The International Diabetes Foundation (IDF) advocates that “all women with diabetes require affordable and equitable access to care and education to better manage their diabetes and improve their health outcomes.”[i]
Consider these facts published by the IDF, and I think we can all agree with this sense of urgency for improving access and affordability:
- Almost 200 million women are living with diabetes today.
- There is projected to be 313 million women with diabetes by the year 2040.
- 40% of all women with diabetes are of reproductive age – which is well over 60 million women worldwide.
- Women with type 1 diabetes have a higher risk of early miscarriage or having a baby with malformations.
- Women with type 2 diabetes are almost 10 times more likely to have coronary heart disease than women without the condition.[i]
These statistics should be alarming, but for me, there is one major issue affecting diabetes care for women that deserves the greatest attention and the most immediate call to action - the frightening decrease in access to diabetes care created by the Medicare Competitive Bid process.
- Before the national implementation of Medicare’s Competitive Bidding Program (CBP) in July 2013, there were over 1,000 diabetic supply providers that offered diabetic testing supplies to the elderly and lower income population. Currently, there are only FOUR durable medical equipment companies (DMEs) contracted – a 99% collapse in available suppliers.
- While we all agree with making health care affordable, the best intentions of Competitive Bidding have made access to quality care a severe crisis for our most vulnerable citizens. By lowering the cost of diabetes test strips from $34 to $8.32, reputable suppliers would have turned down the contract had they been awarded it because of the enormous losses they would have incurred, and the quality of the products and related care offered by the few providers remaining is a huge question mark.[ii]
- For lower income people, affordable care is driven by the Medicaid or CHIP programs whose reimbursement rates are typically based on a discount off of Medicare rates.
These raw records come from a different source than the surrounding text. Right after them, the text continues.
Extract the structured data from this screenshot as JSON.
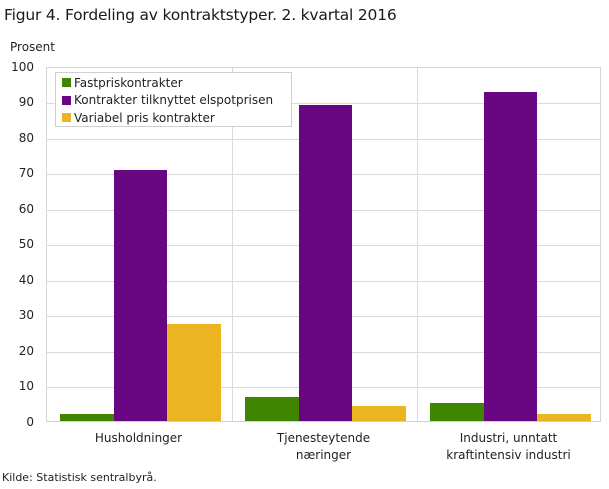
{
  "chart_data": {
    "type": "bar",
    "title": "Figur 4. Fordeling av kontraktstyper. 2. kvartal 2016",
    "ylabel": "Prosent",
    "xlabel": "",
    "ylim": [
      0,
      100
    ],
    "yticks": [
      0,
      10,
      20,
      30,
      40,
      50,
      60,
      70,
      80,
      90,
      100
    ],
    "grid": true,
    "legend_position": "top-left inside",
    "categories": [
      "Husholdninger",
      "Tjenesteytende næringer",
      "Industri, unntatt kraftintensiv industri"
    ],
    "category_labels": [
      [
        "Husholdninger"
      ],
      [
        "Tjenesteytende",
        "næringer"
      ],
      [
        "Industri, unntatt",
        "kraftintensiv industri"
      ]
    ],
    "series": [
      {
        "name": "Fastpriskontrakter",
        "color": "#3f8500",
        "values": [
          2.0,
          6.9,
          5.2
        ]
      },
      {
        "name": "Kontrakter tilknyttet elspotprisen",
        "color": "#680781",
        "values": [
          70.7,
          89.1,
          92.8
        ]
      },
      {
        "name": "Variabel pris kontrakter",
        "color": "#ebb420",
        "values": [
          27.4,
          4.1,
          1.9
        ]
      }
    ],
    "source": "Kilde: Statistisk sentralbyrå."
  }
}
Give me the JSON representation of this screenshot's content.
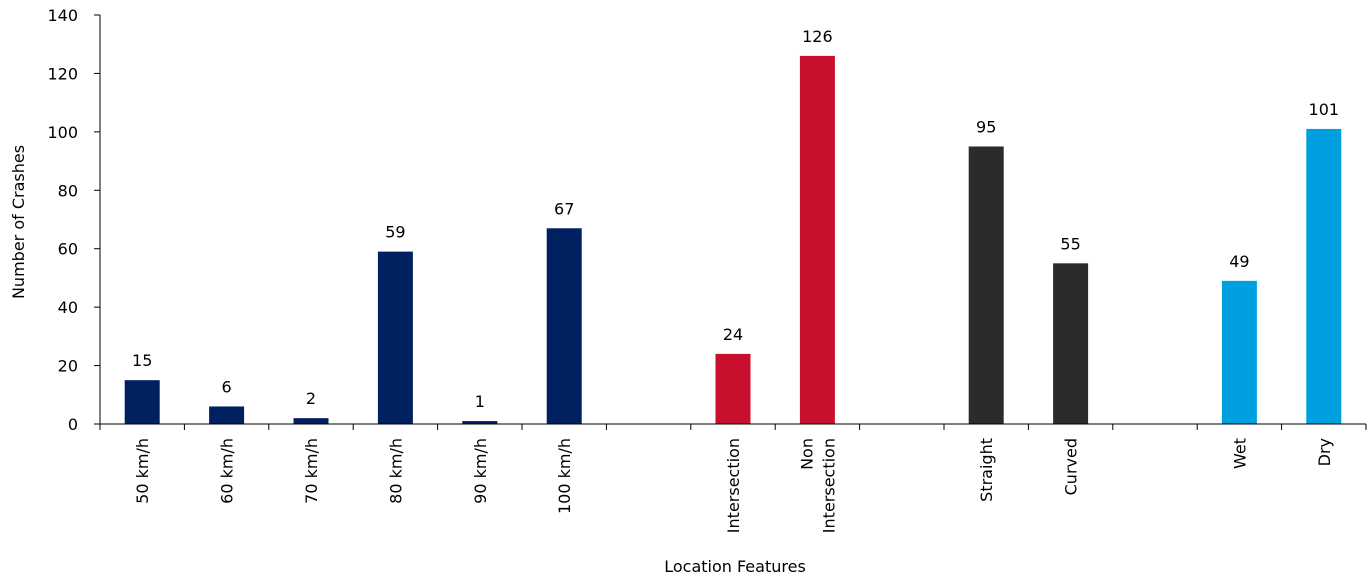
{
  "chart_data": {
    "type": "bar",
    "xlabel": "Location Features",
    "ylabel": "Number of Crashes",
    "ylim": [
      0,
      140
    ],
    "yticks": [
      0,
      20,
      40,
      60,
      80,
      100,
      120,
      140
    ],
    "grid": false,
    "legend": "none",
    "categories": [
      [
        "50 km/h"
      ],
      [
        "60 km/h"
      ],
      [
        "70 km/h"
      ],
      [
        "80 km/h"
      ],
      [
        "90 km/h"
      ],
      [
        "100 km/h"
      ],
      [],
      [
        "Intersection"
      ],
      [
        "Non",
        "Intersection"
      ],
      [],
      [
        "Straight"
      ],
      [
        "Curved"
      ],
      [],
      [
        "Wet"
      ],
      [
        "Dry"
      ]
    ],
    "values": [
      15,
      6,
      2,
      59,
      1,
      67,
      null,
      24,
      126,
      null,
      95,
      55,
      null,
      49,
      101
    ],
    "colors": [
      "#002060",
      "#002060",
      "#002060",
      "#002060",
      "#002060",
      "#002060",
      null,
      "#C8102E",
      "#C8102E",
      null,
      "#2B2B2B",
      "#2B2B2B",
      null,
      "#00A0E0",
      "#00A0E0"
    ]
  }
}
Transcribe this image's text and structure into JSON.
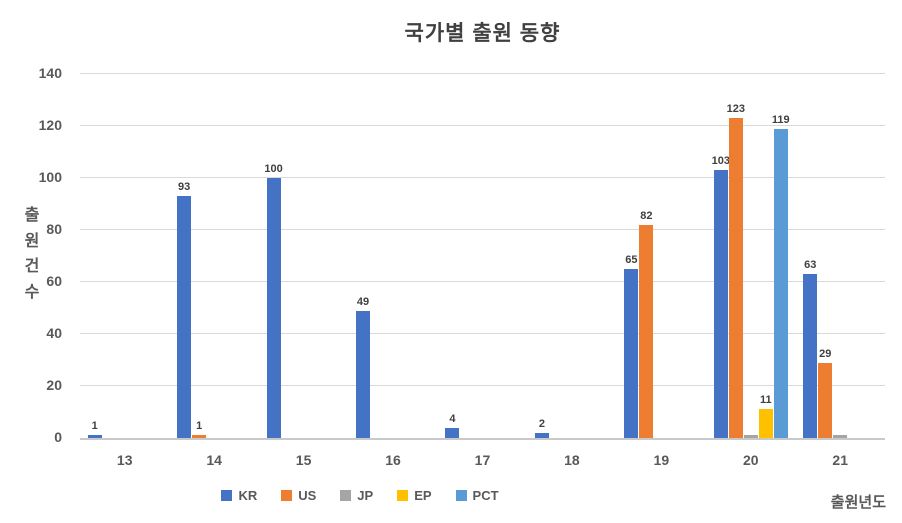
{
  "chart_data": {
    "type": "bar",
    "title": "국가별 출원 동향",
    "ylabel": "출원건수",
    "xlabel": "출원년도",
    "ylim": [
      0,
      140
    ],
    "ytick_step": 20,
    "y_ticks": [
      0,
      20,
      40,
      60,
      80,
      100,
      120,
      140
    ],
    "grid": true,
    "legend_position": "bottom",
    "categories": [
      "13",
      "14",
      "15",
      "16",
      "17",
      "18",
      "19",
      "20",
      "21"
    ],
    "series": [
      {
        "name": "KR",
        "color": "#4472C4",
        "values": [
          1,
          93,
          100,
          49,
          4,
          2,
          65,
          103,
          63
        ],
        "labels": [
          "1",
          "93",
          "100",
          "49",
          "4",
          "2",
          "65",
          "103",
          "63"
        ]
      },
      {
        "name": "US",
        "color": "#ED7D31",
        "values": [
          0,
          1,
          0,
          0,
          0,
          0,
          82,
          123,
          29
        ],
        "labels": [
          "",
          "1",
          "",
          "",
          "",
          "",
          "82",
          "123",
          "29"
        ]
      },
      {
        "name": "JP",
        "color": "#A5A5A5",
        "values": [
          0,
          0,
          0,
          0,
          0,
          0,
          0,
          1,
          1
        ],
        "labels": [
          "",
          "",
          "",
          "",
          "",
          "",
          "",
          "",
          ""
        ]
      },
      {
        "name": "EP",
        "color": "#FFC000",
        "values": [
          0,
          0,
          0,
          0,
          0,
          0,
          0,
          11,
          0
        ],
        "labels": [
          "",
          "",
          "",
          "",
          "",
          "",
          "",
          "11",
          ""
        ]
      },
      {
        "name": "PCT",
        "color": "#5B9BD5",
        "values": [
          0,
          0,
          0,
          0,
          0,
          0,
          0,
          119,
          0
        ],
        "labels": [
          "",
          "",
          "",
          "",
          "",
          "",
          "",
          "119",
          ""
        ]
      }
    ],
    "colors": {
      "title_text": "#404040",
      "axis_text": "#595959",
      "data_label_text": "#404040",
      "gridline": "#D9D9D9",
      "axis_line": "#C9C9C9",
      "background": "#FFFFFF"
    }
  }
}
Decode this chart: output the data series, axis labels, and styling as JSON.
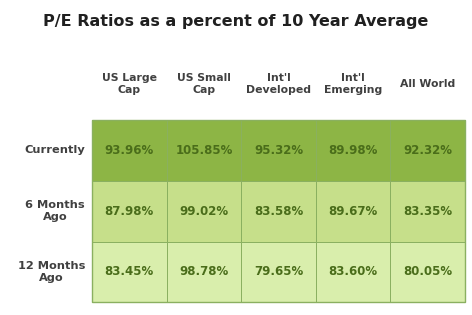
{
  "title": "P/E Ratios as a percent of 10 Year Average",
  "col_headers": [
    "US Large\nCap",
    "US Small\nCap",
    "Int'l\nDeveloped",
    "Int'l\nEmerging",
    "All World"
  ],
  "row_headers": [
    "Currently",
    "6 Months\nAgo",
    "12 Months\nAgo"
  ],
  "values": [
    [
      "93.96%",
      "105.85%",
      "95.32%",
      "89.98%",
      "92.32%"
    ],
    [
      "87.98%",
      "99.02%",
      "83.58%",
      "89.67%",
      "83.35%"
    ],
    [
      "83.45%",
      "98.78%",
      "79.65%",
      "83.60%",
      "80.05%"
    ]
  ],
  "row_colors": [
    "#8db545",
    "#c6df8a",
    "#d9eeac"
  ],
  "cell_text_color": "#4a6d1a",
  "header_text_color": "#404040",
  "title_color": "#202020",
  "bg_color": "#ffffff",
  "border_color": "#8ab060",
  "title_fontsize": 11.5,
  "header_fontsize": 7.8,
  "cell_fontsize": 8.5,
  "row_header_fontsize": 8.2
}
With Medicare rates so ridiculously low due to this baffling Competitive Bid process, the Medicaid rates become even more unsustainable. Due to these extremely low reimbursement rates, studies have shown a dramatic reduction in access to testing supplies for the poor, the elderly and various ethnic communities. In these segments, it is the women who are no doubt most profoundly affected by this crisis of care.
For our part, CCS Medical and other providers are working within Washington D.C. to change this process and make the rates more sensible. Please help us by contacting your congressmen and senators and encouraging everyone you know to apply the same pressure. It can be as simple as one sentence in a phone call, email or letter: “Please work to reform Medicare’s Competitive Bid Process so that women have access to affordable diabetes care.”
This World Diabetes Day, let’s make a pledge to make diabetes care affordable and accessible for our mothers, wives, sisters, daughters, granddaughters, and for women everywhere.